20. Critical Section Problem
◦ A critical section is a code segment that can be accessed by only one process at a time.
◦ The critical section contains shared variables that need to be synchronized to maintain the
consistency of data variables.
◦ So the critical section problem means designing a way for cooperative processes to access shared
resources without creating data inconsistencies.
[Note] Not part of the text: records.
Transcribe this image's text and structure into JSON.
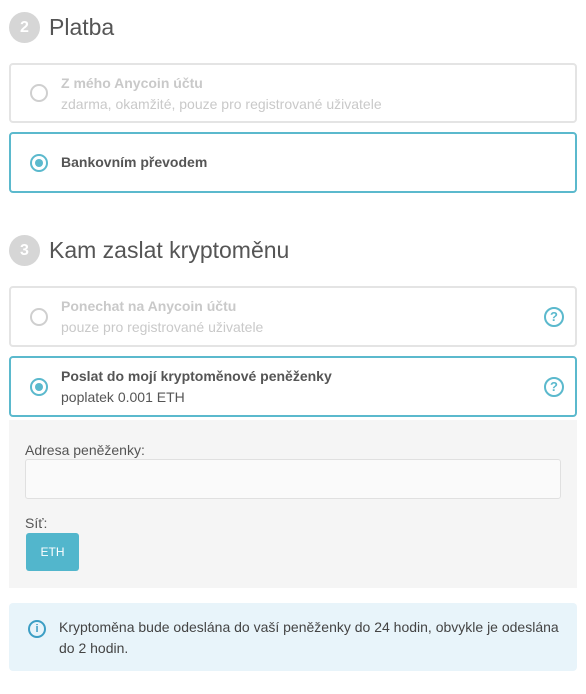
{
  "payment": {
    "step": "2",
    "title": "Platba",
    "options": [
      {
        "title": "Z mého Anycoin účtu",
        "subtitle": "zdarma, okamžité, pouze pro registrované uživatele",
        "selected": false
      },
      {
        "title": "Bankovním převodem",
        "subtitle": "",
        "selected": true
      }
    ]
  },
  "delivery": {
    "step": "3",
    "title": "Kam zaslat kryptoměnu",
    "options": [
      {
        "title": "Ponechat na Anycoin účtu",
        "subtitle": "pouze pro registrované uživatele",
        "selected": false,
        "help": "?"
      },
      {
        "title": "Poslat do mojí kryptoměnové peněženky",
        "subtitle": "poplatek 0.001 ETH",
        "selected": true,
        "help": "?"
      }
    ]
  },
  "wallet": {
    "address_label": "Adresa peněženky:",
    "address_value": "",
    "network_label": "Síť:",
    "network_button": "ETH"
  },
  "info": {
    "icon": "info-icon",
    "text": "Kryptoměna bude odeslána do vaší peněženky do 24 hodin, obvykle je odeslána do 2 hodin."
  },
  "colors": {
    "accent": "#5bb9cd",
    "step_circle": "#d6d6d6",
    "info_bg": "#e8f4fa"
  }
}
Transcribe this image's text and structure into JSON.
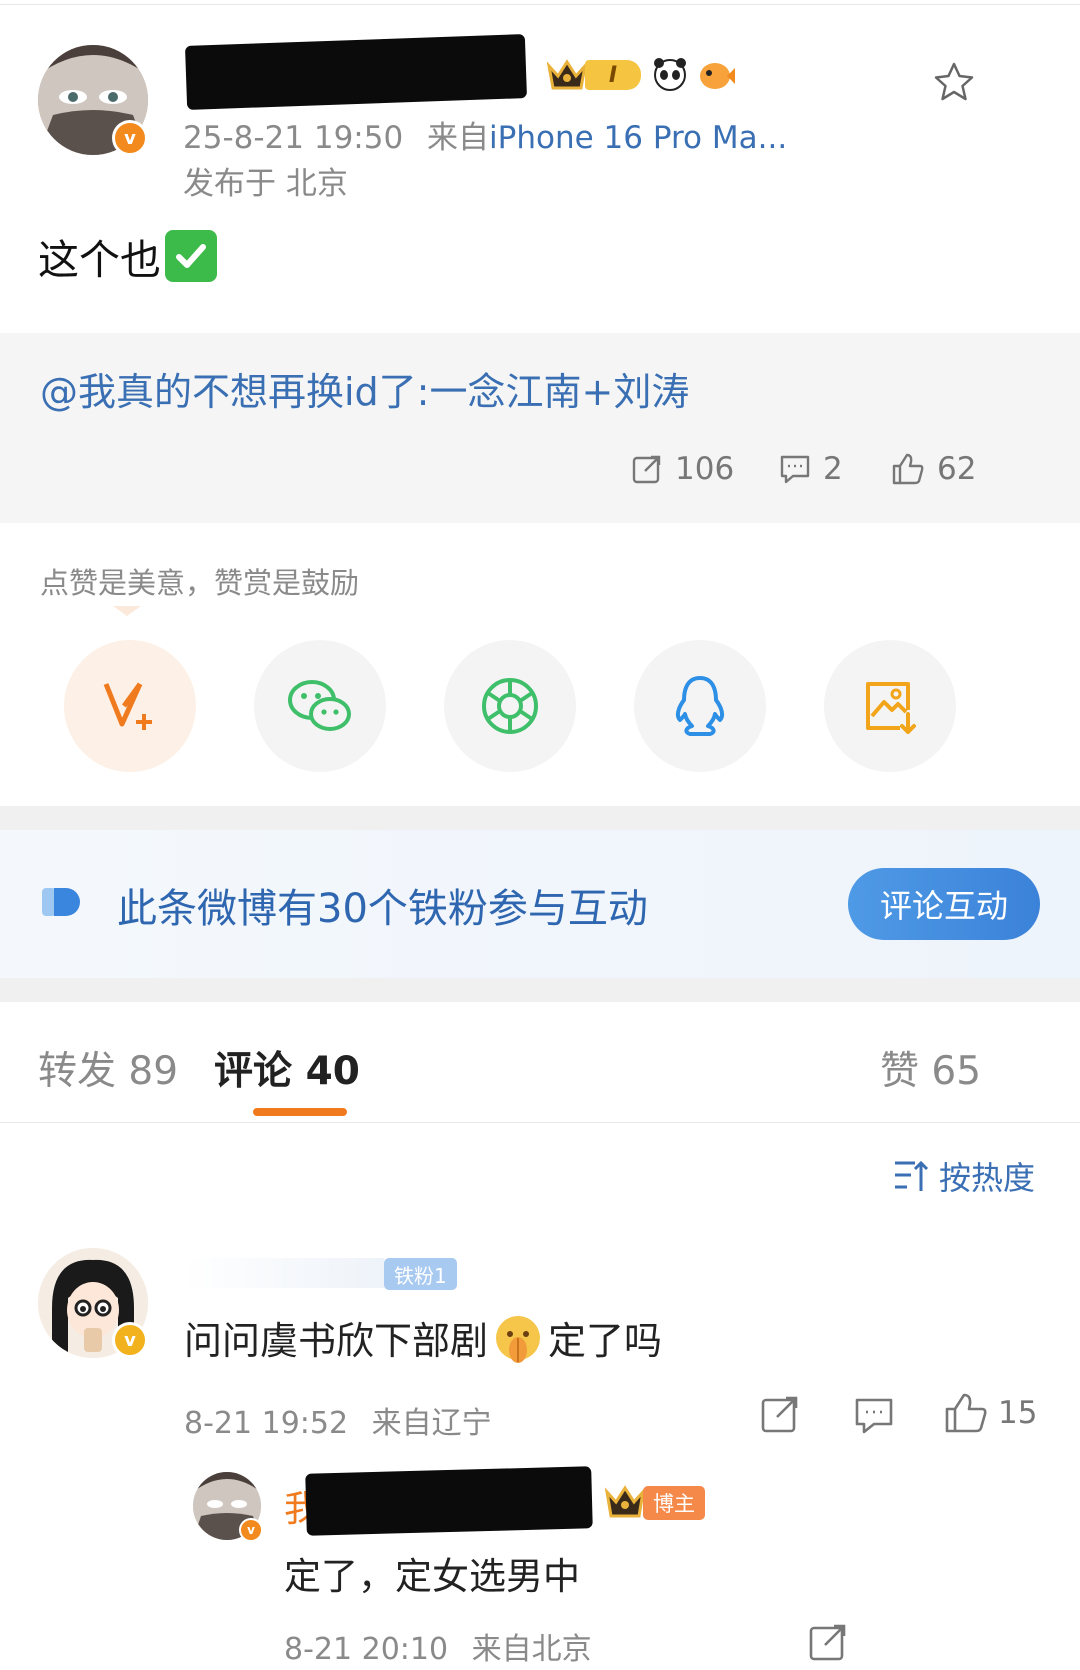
{
  "post": {
    "timestamp": "25-8-21 19:50",
    "source_prefix": "来自",
    "source_device": "iPhone 16 Pro Ma...",
    "location": "发布于 北京",
    "content_text": "这个也",
    "content_emoji": "✅",
    "level_badge": "I"
  },
  "repost": {
    "text": "@我真的不想再换id了:一念江南+刘涛",
    "share_count": "106",
    "comment_count": "2",
    "like_count": "62"
  },
  "share": {
    "hint": "点赞是美意，赞赏是鼓励",
    "buttons": [
      "v-plus-icon",
      "wechat-icon",
      "moments-icon",
      "qq-icon",
      "save-image-icon"
    ]
  },
  "iron_fans": {
    "text": "此条微博有30个铁粉参与互动",
    "button_label": "评论互动"
  },
  "tabs": {
    "repost": "转发 89",
    "comment": "评论 40",
    "like": "赞 65"
  },
  "sort_label": "按热度",
  "comments": [
    {
      "badge": "铁粉1",
      "text_before": "问问虞书欣下部剧",
      "text_after": "定了吗",
      "time": "8-21 19:52",
      "location": "来自辽宁",
      "like_count": "15",
      "reply": {
        "name_prefix": "我",
        "badge": "博主",
        "text": "定了，定女选男中",
        "time": "8-21 20:10",
        "location": "来自北京"
      }
    }
  ],
  "colors": {
    "accent_orange": "#f07a1e",
    "link_blue": "#3a6fb3",
    "wechat_green": "#3fbf6a",
    "qq_blue": "#2d8fe6"
  }
}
21. Critical Section Problem
◦ Mutual Exclusion: If a process is executing in its critical section, then no other process is allowed
to execute in the critical section.
◦ Progress: If no process is executing in the critical section and other processes are waiting outside
the critical section, then only those processes that are not executing in their remainder section
can participate in deciding which will enter in the critical section next, and the selection can not
be postponed indefinitely.
◦ Bounded Waiting: A bound must exist on the number of times that other processes are allowed
to enter their critical sections after a process has made a request to enter its critical section and
before that request is granted.

22. Peterson’s Solution
◦ Peterson’s Solution is a classical software-based solution to the critical section problem. In
Peterson’s solution, we have two shared variables:
◦ boolean flag[i]: Initialized to FALSE, initially no one is interested in entering the critical section
◦ int turn: The process whose turn is to enter the critical section.

23. Semaphores
◦ A semaphore is a signaling mechanism and a thread that is waiting on a semaphore can be
signaled by another thread. This is different than a mutex as the mutex can be signaled only by
the thread that is called the wait function.
◦ A semaphore uses two atomic operations, wait and signal for process synchronization.
◦ A Semaphore is an integer variable, which can be accessed only through two operations wait()
and signal().
◦ There are two types of semaphores: Binary Semaphores and Counting Semaphores.

24. Semaphores
◦ Binary Semaphores
◦ They can only be either 0 or 1.
◦ They are also known as mutex locks, as the locks can provide mutual exclusion.
◦ All the processes can share the same mutex semaphore that is initialized to 1.
◦ Then, a process has to wait until the lock becomes 0.
◦ Then, the process can make the mutex semaphore 1 and start its critical section.
◦ When it completes its critical section, it can reset the value of the mutex semaphore to 0 and some
other process can enter its critical section.

25. Semaphores
◦ Counting Semaphores:
◦ They can have any value and are not restricted over a certain domain.
◦ They can be used to control access to a resource that has a limitation on the number of
simultaneous accesses.
◦ The semaphore can be initialized to the number of instances of the resource.
◦ Whenever a process wants to use that resource, it checks if the number of remaining instances is
more than zero, i.e., the process has an instance available.
◦ Then, the process can enter its critical section thereby decreasing the value of the counting
semaphore by 1.
◦ After the process is over with the use of the instance of the resource, it can leave the critical
section thereby adding 1 to the number of available instances of the resource.